Breeding worm resistant sheep

Resistance to worms in sheep is heritable and breeding worm resistant sheep is one of the best long-term solutions to assist worm control and combat drench resistance.

As with all genetic programs, selecting within a flock can take several years to achieve obvious improvements. However, growing numbers of farmers, including ram breeders, have been selecting sheep for worm resistance for some time and have achieved good results.

Paddock and grazing management

Paddock and grazing management can assist worm control by limiting worm contamination on paddocks and ensuring good sheep nutrition to maximise immunity to worms.

Worm contamination

‘Clean’ pastures, that do not harbour a significant number of infective worm larvae, are a valuable asset in a worm control program. Reduced exposure of sheep to worms on paddocks can reduce the pick-up of worm larvae and therefore worm burdens. This can reduce the impact of worms on the sheep and reduce the frequency of treatments needed.
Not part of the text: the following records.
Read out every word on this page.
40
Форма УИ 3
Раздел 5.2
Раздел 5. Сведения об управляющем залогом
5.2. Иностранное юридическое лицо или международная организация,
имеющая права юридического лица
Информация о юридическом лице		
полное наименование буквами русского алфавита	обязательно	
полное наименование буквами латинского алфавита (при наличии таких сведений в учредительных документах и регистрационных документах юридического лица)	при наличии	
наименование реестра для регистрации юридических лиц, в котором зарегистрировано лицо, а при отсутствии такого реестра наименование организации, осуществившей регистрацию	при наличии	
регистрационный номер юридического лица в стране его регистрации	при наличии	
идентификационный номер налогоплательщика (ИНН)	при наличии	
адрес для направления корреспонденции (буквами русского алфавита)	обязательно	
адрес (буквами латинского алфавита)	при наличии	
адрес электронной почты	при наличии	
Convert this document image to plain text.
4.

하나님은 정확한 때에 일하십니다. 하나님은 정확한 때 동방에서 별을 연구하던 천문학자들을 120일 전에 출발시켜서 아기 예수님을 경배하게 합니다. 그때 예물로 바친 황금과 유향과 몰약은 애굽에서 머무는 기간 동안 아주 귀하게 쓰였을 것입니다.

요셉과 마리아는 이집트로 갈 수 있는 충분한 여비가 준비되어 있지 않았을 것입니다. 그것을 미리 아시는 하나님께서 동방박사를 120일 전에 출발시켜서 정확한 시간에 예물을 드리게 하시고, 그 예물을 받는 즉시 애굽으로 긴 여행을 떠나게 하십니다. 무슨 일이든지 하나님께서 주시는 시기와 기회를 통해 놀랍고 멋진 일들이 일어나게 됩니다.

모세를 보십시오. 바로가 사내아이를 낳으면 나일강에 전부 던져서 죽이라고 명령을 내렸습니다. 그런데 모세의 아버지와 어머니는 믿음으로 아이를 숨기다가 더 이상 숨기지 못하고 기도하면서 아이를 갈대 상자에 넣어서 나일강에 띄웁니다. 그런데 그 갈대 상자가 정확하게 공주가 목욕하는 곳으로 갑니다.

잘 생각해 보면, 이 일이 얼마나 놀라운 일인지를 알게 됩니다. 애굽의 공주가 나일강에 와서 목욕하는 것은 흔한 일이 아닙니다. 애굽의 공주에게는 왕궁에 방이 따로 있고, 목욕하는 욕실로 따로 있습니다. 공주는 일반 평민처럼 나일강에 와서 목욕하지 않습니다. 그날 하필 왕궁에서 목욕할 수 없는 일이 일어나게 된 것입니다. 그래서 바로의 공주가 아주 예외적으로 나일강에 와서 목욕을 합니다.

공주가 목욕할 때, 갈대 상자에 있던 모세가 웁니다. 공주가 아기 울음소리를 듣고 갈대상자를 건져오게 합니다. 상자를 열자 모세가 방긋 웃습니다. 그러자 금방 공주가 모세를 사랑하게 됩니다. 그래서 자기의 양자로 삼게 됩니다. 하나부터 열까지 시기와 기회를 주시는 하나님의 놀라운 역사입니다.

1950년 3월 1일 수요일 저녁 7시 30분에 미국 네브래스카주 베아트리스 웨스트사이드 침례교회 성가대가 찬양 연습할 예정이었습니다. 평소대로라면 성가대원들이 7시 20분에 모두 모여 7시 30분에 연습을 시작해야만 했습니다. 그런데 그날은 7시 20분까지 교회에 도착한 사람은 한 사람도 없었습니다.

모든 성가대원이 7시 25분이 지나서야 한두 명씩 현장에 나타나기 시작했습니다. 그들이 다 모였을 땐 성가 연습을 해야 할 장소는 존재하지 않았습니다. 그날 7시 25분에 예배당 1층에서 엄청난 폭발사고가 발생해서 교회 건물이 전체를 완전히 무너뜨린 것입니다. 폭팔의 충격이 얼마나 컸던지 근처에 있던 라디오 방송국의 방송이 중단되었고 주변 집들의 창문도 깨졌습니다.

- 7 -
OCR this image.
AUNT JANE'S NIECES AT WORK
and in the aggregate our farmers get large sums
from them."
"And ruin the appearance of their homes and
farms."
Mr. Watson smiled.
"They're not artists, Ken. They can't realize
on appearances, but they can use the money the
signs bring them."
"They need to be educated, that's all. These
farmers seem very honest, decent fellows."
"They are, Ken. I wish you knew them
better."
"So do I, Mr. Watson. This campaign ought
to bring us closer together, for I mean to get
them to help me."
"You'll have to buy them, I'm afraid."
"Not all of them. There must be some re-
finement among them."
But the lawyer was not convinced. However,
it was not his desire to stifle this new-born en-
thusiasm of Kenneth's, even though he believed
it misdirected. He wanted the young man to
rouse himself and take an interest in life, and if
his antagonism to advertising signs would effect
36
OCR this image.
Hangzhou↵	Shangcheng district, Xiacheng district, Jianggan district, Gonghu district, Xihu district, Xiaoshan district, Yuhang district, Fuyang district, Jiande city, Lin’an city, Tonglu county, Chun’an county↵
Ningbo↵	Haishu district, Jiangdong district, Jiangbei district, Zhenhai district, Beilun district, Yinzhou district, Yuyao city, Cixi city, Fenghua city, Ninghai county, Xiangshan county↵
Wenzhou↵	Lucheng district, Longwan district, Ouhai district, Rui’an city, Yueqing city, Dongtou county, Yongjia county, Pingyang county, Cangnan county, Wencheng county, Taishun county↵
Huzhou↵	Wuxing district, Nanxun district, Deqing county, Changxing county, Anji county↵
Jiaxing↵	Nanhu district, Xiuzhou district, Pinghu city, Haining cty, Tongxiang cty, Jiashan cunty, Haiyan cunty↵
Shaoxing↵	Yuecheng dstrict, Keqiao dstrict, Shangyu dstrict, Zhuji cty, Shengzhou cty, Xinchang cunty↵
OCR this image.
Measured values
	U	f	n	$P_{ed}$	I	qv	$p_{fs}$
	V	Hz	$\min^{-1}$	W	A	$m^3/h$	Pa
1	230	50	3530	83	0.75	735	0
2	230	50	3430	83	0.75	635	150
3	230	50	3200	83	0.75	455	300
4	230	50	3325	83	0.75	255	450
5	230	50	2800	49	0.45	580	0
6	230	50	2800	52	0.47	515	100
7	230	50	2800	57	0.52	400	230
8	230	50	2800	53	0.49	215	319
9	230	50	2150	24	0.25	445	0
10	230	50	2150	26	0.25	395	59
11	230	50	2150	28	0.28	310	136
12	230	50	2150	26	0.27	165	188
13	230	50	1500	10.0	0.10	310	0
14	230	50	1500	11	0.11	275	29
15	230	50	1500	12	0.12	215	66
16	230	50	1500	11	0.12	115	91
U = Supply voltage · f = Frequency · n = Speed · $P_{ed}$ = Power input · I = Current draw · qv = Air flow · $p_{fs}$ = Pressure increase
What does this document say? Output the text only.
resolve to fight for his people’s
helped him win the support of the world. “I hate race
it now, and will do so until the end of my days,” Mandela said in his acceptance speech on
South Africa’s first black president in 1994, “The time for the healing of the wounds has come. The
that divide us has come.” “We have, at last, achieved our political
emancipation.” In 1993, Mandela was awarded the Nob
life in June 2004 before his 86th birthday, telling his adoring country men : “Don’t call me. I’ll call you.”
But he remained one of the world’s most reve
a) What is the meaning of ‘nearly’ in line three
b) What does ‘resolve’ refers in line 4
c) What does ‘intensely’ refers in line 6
In general, worm larvae survive on dry pasture in summer for less than one month and four months or more on green pastures after the season’s break. The following list describes contamination levels of paddocks, starting with the cleanest (least contaminated):

  • stubbles or crops
  • pasture that has been de-stocked (for more than four months in winter or one month in summer)
  • pasture grazed only by cattle
  • pasture grazed only by adult dry sheep.

Paddocks grazed by pregnant or lactating ewes or by lambs or weaners are often highly contaminated. Problem paddocks should be stocked with animals with better immunity to worms such as older dry sheep or cattle (few worm species will establish in both sheep and cattle) to minimise the impact of the contamination.

Sheep immunity

Sheep develop a natural immunity to worms after they have been exposed to larvae for some months and are usually relatively immune by the time they reach about 12 months of age.

Good immunity to worms results in fewer larvae establishing to develop into adult worms, adult worms being rejected and passed out of the sheep and adult worms producing fewer eggs.

Scour worm immunity may fluctuate but it remains throughout the animal’s life, whereas immunity to barbers pole worm is lost several months after exposure to worms or larvae ceases. Immunity of ewes is reduced for up to two months after lambing, resulting in an increased egg output and more severe effects of worms on the ewes. Lambing paddocks can therefore become heavily contaminated with worm larvae and lambs should always be moved from the lambing paddock after weaning.

Sheep nutrition

Good general sheep nutrition is an important component of an overall worm control program as sheep in poor condition have a reduced ability to deal with the added stresses of a worm burden. To minimise worm impact, weaners should be well grown and reach liveweights of at least 25kg by the beginning of their first summer. Older sheep should be maintained above condition score two. Mineral and trace element deficiencies can also add to the stresses on sheep and local advice on the need for supplements is recommended.